"It's a lie!" says he. "She's nothing to me, nothing at all."

"Oh, well," says I, "that's between you and her. She says different. Anyway, she's come clear up here to put in her bid; so it's no more'n fair to give her a show. I'll just bring her in."

As I starts towards the front door Doc gives me one look, to see if I mean business. Then, Sadie says, he turns the color of pie-crust, drops Aunt Tillie as if she was a live wire, and jumps through the back door like he'd been kicked by a mule.
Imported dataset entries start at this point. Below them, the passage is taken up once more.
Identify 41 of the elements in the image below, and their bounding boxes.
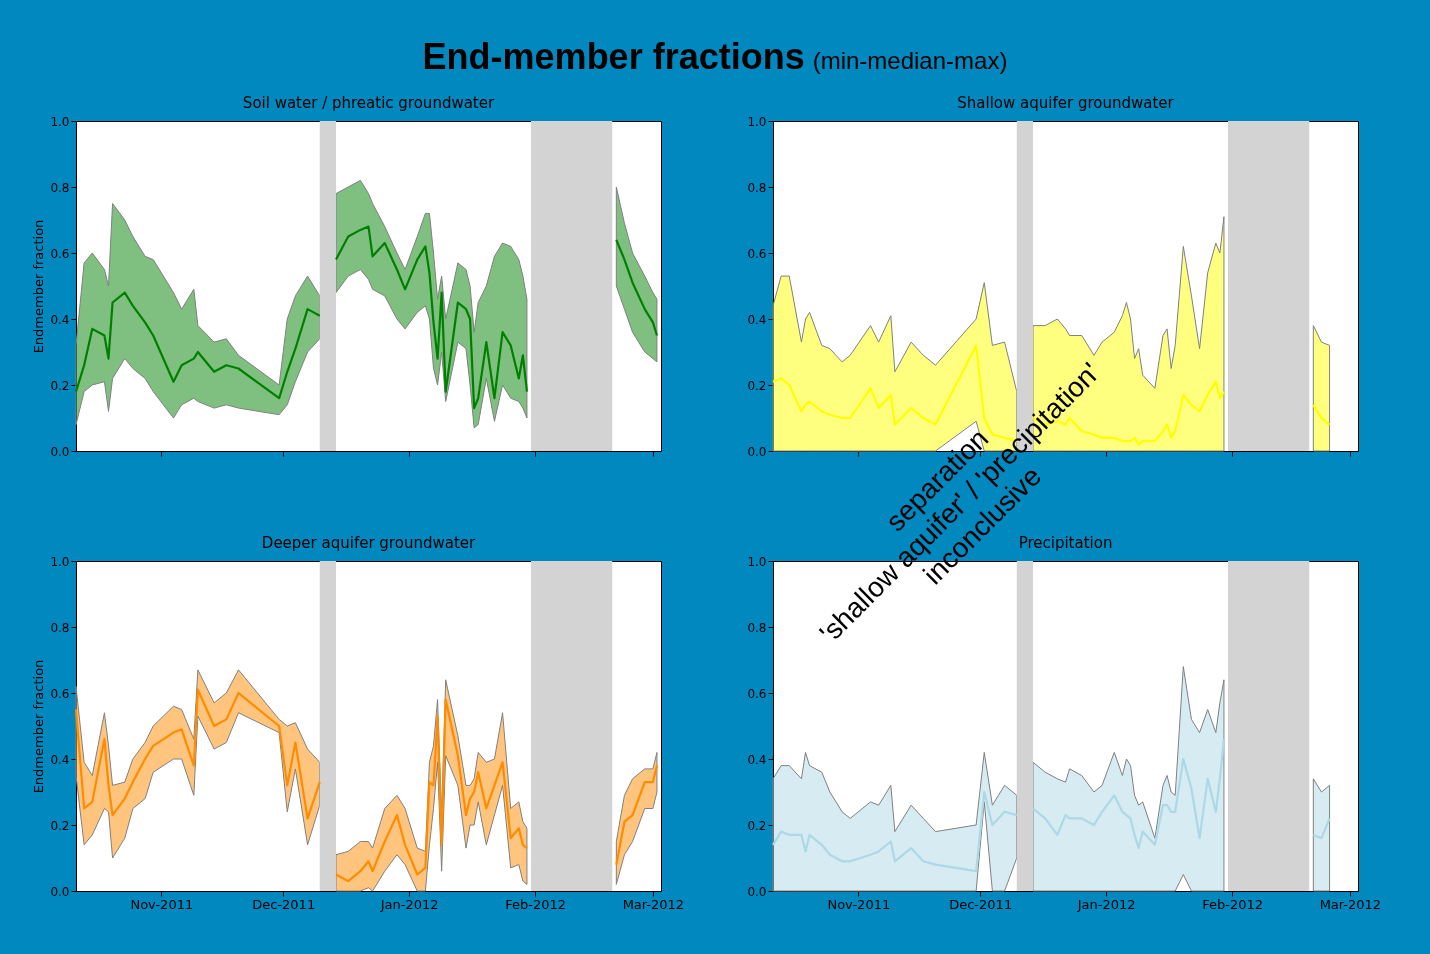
y-tick-label: 0.6 [747,686,767,701]
chart-title: Soil water / phreatic groundwater [242,94,495,112]
y-tick-label: 0.4 [747,312,767,327]
text: End-member fractions [422,36,805,77]
y-tick-label: 0.2 [747,818,767,833]
y-tick-label: 0.6 [50,246,70,261]
y-tick-label: 0.2 [747,378,767,393]
chart-title: Deeper aquifer groundwater [261,534,476,552]
y-tick-label: 0.8 [747,620,767,635]
y-axis-title: Endmember fraction [31,219,47,354]
y-axis-title: Endmember fraction [31,659,47,794]
y-tick-label: 1.0 [50,554,70,569]
y-tick-label: 1.0 [747,114,767,129]
y-tick-label: 0.0 [747,444,767,459]
x-tick-label: Mar-2012 [622,896,685,912]
y-tick-label: 1.0 [747,554,767,569]
x-tick-label: Nov-2011 [827,896,891,912]
y-tick-label: 0.6 [50,686,70,701]
text: (min-median-max) [812,47,1008,74]
x-tick-label: Jan-2012 [379,896,439,912]
x-tick-label: Dec-2011 [252,896,316,912]
y-tick-label: 0.0 [50,444,70,459]
y-tick-label: 0.8 [50,620,70,635]
x-tick-label: Mar-2012 [1319,896,1382,912]
y-tick-label: 0.6 [747,246,767,261]
chart-title: Shallow aquifer groundwater [957,94,1175,112]
y-tick-label: 0.4 [50,752,70,767]
y-tick-label: 0.4 [747,752,767,767]
x-tick-label: Nov-2011 [130,896,194,912]
y-tick-label: 0.0 [747,884,767,899]
y-tick-label: 0.0 [50,884,70,899]
y-tick-label: 0.8 [50,180,70,195]
x-tick-label: Dec-2011 [949,896,1013,912]
x-tick-label: Jan-2012 [1076,896,1136,912]
y-tick-label: 0.4 [50,312,70,327]
y-tick-label: 0.2 [50,378,70,393]
y-tick-label: 0.8 [747,180,767,195]
x-tick-label: Feb-2012 [505,896,566,912]
x-tick-label: Feb-2012 [1202,896,1263,912]
y-tick-label: 0.2 [50,818,70,833]
y-tick-label: 1.0 [50,114,70,129]
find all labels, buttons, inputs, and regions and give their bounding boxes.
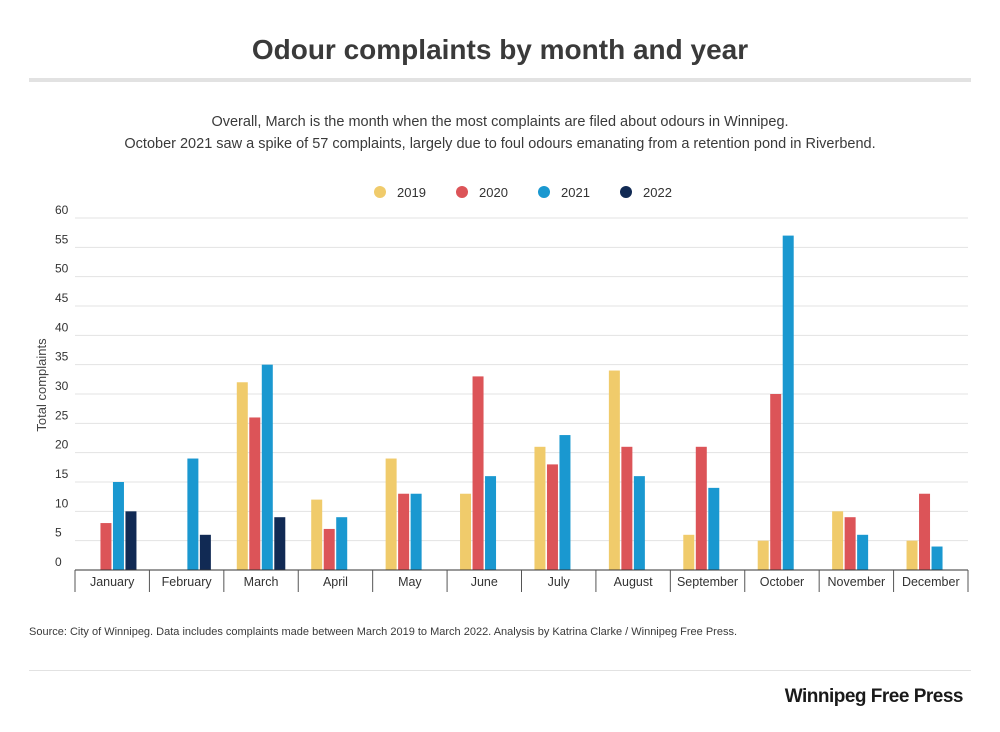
x-tick-label: April bbox=[323, 575, 348, 589]
x-tick-label: January bbox=[90, 575, 135, 589]
chart-subtitle-line-1: Overall, March is the month when the mos… bbox=[211, 114, 789, 130]
bar bbox=[906, 540, 918, 570]
bar bbox=[633, 476, 645, 570]
bar bbox=[274, 517, 286, 570]
bar bbox=[261, 364, 273, 570]
y-tick-label: 0 bbox=[55, 555, 62, 569]
x-tick-label: November bbox=[828, 575, 886, 589]
bar bbox=[695, 446, 707, 570]
bar bbox=[683, 534, 695, 570]
bar bbox=[757, 540, 769, 570]
y-tick-label: 10 bbox=[55, 496, 69, 510]
y-axis-label: Total complaints bbox=[34, 338, 49, 432]
chart-gridlines bbox=[75, 217, 968, 542]
brand-logo: Winnipeg Free Press bbox=[784, 686, 964, 707]
bar bbox=[931, 546, 943, 570]
legend-swatch bbox=[374, 186, 386, 198]
bar bbox=[708, 487, 720, 570]
x-tick-label: March bbox=[244, 575, 279, 589]
y-tick-label: 55 bbox=[55, 232, 69, 246]
bar bbox=[323, 528, 335, 570]
bar bbox=[187, 458, 199, 570]
chart-bars bbox=[100, 235, 943, 570]
bar bbox=[336, 517, 348, 570]
y-tick-label: 25 bbox=[55, 408, 69, 422]
source-note: Source: City of Winnipeg. Data includes … bbox=[29, 626, 738, 638]
legend-swatch bbox=[620, 186, 632, 198]
bar bbox=[100, 523, 112, 570]
bar-chart: 2019 2020 2021 2022 0 5 10 15 20 25 30 35 40 45 50 55 6… bbox=[34, 185, 969, 592]
y-tick-label: 5 bbox=[55, 526, 62, 540]
bar bbox=[112, 482, 124, 570]
y-axis: 0 5 10 15 20 25 30 35 40 45 50 55 60 bbox=[55, 203, 69, 569]
bar bbox=[621, 446, 633, 570]
x-axis: January February March April May June July Augu… bbox=[74, 569, 969, 592]
y-tick-label: 20 bbox=[55, 438, 69, 452]
x-tick-label: October bbox=[760, 575, 804, 589]
x-tick-label: May bbox=[398, 575, 422, 589]
bar bbox=[398, 493, 410, 570]
bar bbox=[199, 534, 211, 570]
x-tick-label: September bbox=[677, 575, 738, 589]
bar bbox=[460, 493, 472, 570]
y-tick-label: 40 bbox=[55, 320, 69, 334]
bar bbox=[472, 376, 484, 570]
bar bbox=[410, 493, 422, 570]
y-tick-label: 15 bbox=[55, 467, 69, 481]
bar bbox=[125, 511, 137, 570]
bar bbox=[546, 464, 558, 570]
legend-swatch bbox=[538, 186, 550, 198]
legend-label: 2020 bbox=[479, 185, 508, 200]
bar bbox=[559, 435, 571, 570]
bar bbox=[249, 417, 261, 570]
x-tick-label: August bbox=[614, 575, 653, 589]
bar bbox=[311, 499, 323, 570]
x-tick-label: June bbox=[471, 575, 498, 589]
footer-divider bbox=[29, 670, 971, 671]
bar bbox=[236, 382, 248, 570]
x-tick-label: February bbox=[162, 575, 213, 589]
bar bbox=[534, 446, 546, 570]
y-tick-label: 45 bbox=[55, 291, 69, 305]
y-tick-label: 35 bbox=[55, 350, 69, 364]
bar bbox=[832, 511, 844, 570]
legend-swatch bbox=[456, 186, 468, 198]
y-tick-label: 60 bbox=[55, 203, 69, 217]
chart-title: Odour complaints by month and year bbox=[251, 34, 749, 65]
title-divider bbox=[29, 78, 971, 82]
y-tick-label: 30 bbox=[55, 379, 69, 393]
x-tick-label: December bbox=[902, 575, 960, 589]
bar bbox=[857, 534, 869, 570]
bar bbox=[782, 235, 794, 570]
bar bbox=[844, 517, 856, 570]
chart-subtitle-line-2: October 2021 saw a spike of 57 complaint… bbox=[124, 136, 876, 152]
x-tick-label: July bbox=[548, 575, 571, 589]
y-tick-label: 50 bbox=[55, 262, 69, 276]
bar bbox=[770, 394, 782, 570]
bar bbox=[608, 370, 620, 570]
bar bbox=[485, 476, 497, 570]
bar bbox=[385, 458, 397, 570]
chart-legend: 2019 2020 2021 2022 bbox=[374, 185, 672, 200]
legend-label: 2019 bbox=[397, 185, 426, 200]
legend-label: 2021 bbox=[561, 185, 590, 200]
legend-label: 2022 bbox=[643, 185, 672, 200]
bar bbox=[919, 493, 931, 570]
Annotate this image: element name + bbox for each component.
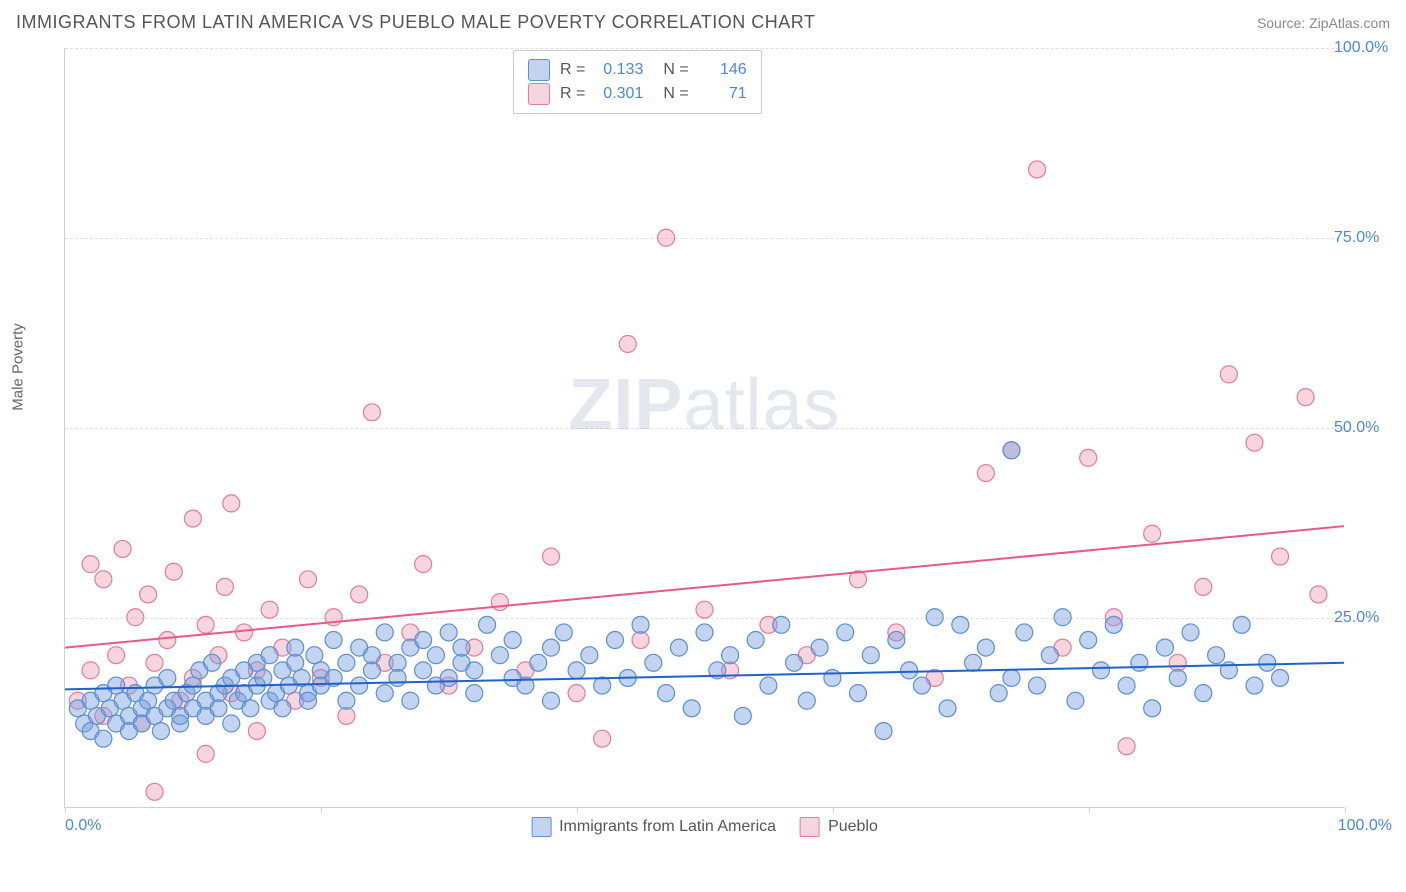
series-legend: Immigrants from Latin America Pueblo bbox=[531, 817, 878, 837]
legend-r-value-b: 0.301 bbox=[595, 85, 643, 103]
series-legend-item-a: Immigrants from Latin America bbox=[531, 817, 776, 837]
trendlines-layer bbox=[65, 48, 1344, 807]
series-swatch-a bbox=[531, 817, 551, 837]
legend-n-label: N = bbox=[663, 85, 688, 103]
x-tick-mark bbox=[833, 807, 834, 813]
legend-r-value-a: 0.133 bbox=[595, 61, 643, 79]
trendline-b bbox=[65, 526, 1344, 647]
x-tick-mark bbox=[65, 807, 66, 813]
legend-n-value-b: 71 bbox=[699, 85, 747, 103]
legend-swatch-b bbox=[528, 83, 550, 105]
x-tick-label-min: 0.0% bbox=[65, 817, 101, 835]
x-tick-mark bbox=[1345, 807, 1346, 813]
source-label: Source: bbox=[1257, 15, 1305, 31]
series-legend-item-b: Pueblo bbox=[800, 817, 878, 837]
chart-container: Male Poverty ZIPatlas 25.0%50.0%75.0%100… bbox=[48, 48, 1388, 844]
legend-n-value-a: 146 bbox=[699, 61, 747, 79]
y-axis-title: Male Poverty bbox=[10, 323, 27, 411]
series-swatch-b bbox=[800, 817, 820, 837]
legend-row-series-a: R = 0.133 N = 146 bbox=[528, 59, 747, 81]
source-value: ZipAtlas.com bbox=[1309, 15, 1390, 31]
legend-r-label: R = bbox=[560, 61, 585, 79]
x-tick-mark bbox=[1089, 807, 1090, 813]
legend-r-label: R = bbox=[560, 85, 585, 103]
correlation-legend: R = 0.133 N = 146 R = 0.301 N = 71 bbox=[513, 50, 762, 114]
legend-row-series-b: R = 0.301 N = 71 bbox=[528, 83, 747, 105]
source-attribution: Source: ZipAtlas.com bbox=[1257, 15, 1390, 31]
series-label-b: Pueblo bbox=[828, 818, 878, 836]
trendline-a bbox=[65, 663, 1344, 690]
chart-title: IMMIGRANTS FROM LATIN AMERICA VS PUEBLO … bbox=[16, 12, 815, 33]
x-tick-label-max: 100.0% bbox=[1338, 817, 1392, 835]
x-tick-mark bbox=[321, 807, 322, 813]
x-tick-mark bbox=[577, 807, 578, 813]
legend-n-label: N = bbox=[663, 61, 688, 79]
series-label-a: Immigrants from Latin America bbox=[559, 818, 776, 836]
legend-swatch-a bbox=[528, 59, 550, 81]
plot-area: ZIPatlas 25.0%50.0%75.0%100.0% 0.0% 100.… bbox=[64, 48, 1344, 808]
I got back just in time to see him hurdle a five-foot hedge without stirrin' a leaf, and the last glimpse we got of him he was headin' for a stretch of woods up Connecticut way.

"Looks like you'd just missed assistin' at a case of bigamy," says I to the young preacher, as we was bringin' Aunt Tillie out of her faint.

"Shocking!" says he. "Shocking!" as he fans himself with a hymn book. He was takin' it hard.

Aunt Tillie wouldn't speak to any of us, and as we bundled her into her carriage and sent her home she looked as mad as a settin' hen with her feet tied.

"Shorty," says Sadie, on the way back, "that was an elegant bluff you put up."

"Lucky my hand wa'n't called," says I. "But it was rough on the preacher chap, wa'n't it? He had his mouth all made up to marry some one. Blamed if I didn't want to offer him a job myself."

"And who would you have picked out, Shorty?" says she.

"Well," says I, lookin' her over wishful, "there ain't never been but one girl that I'd choose for a side partner, and she's out of my class now."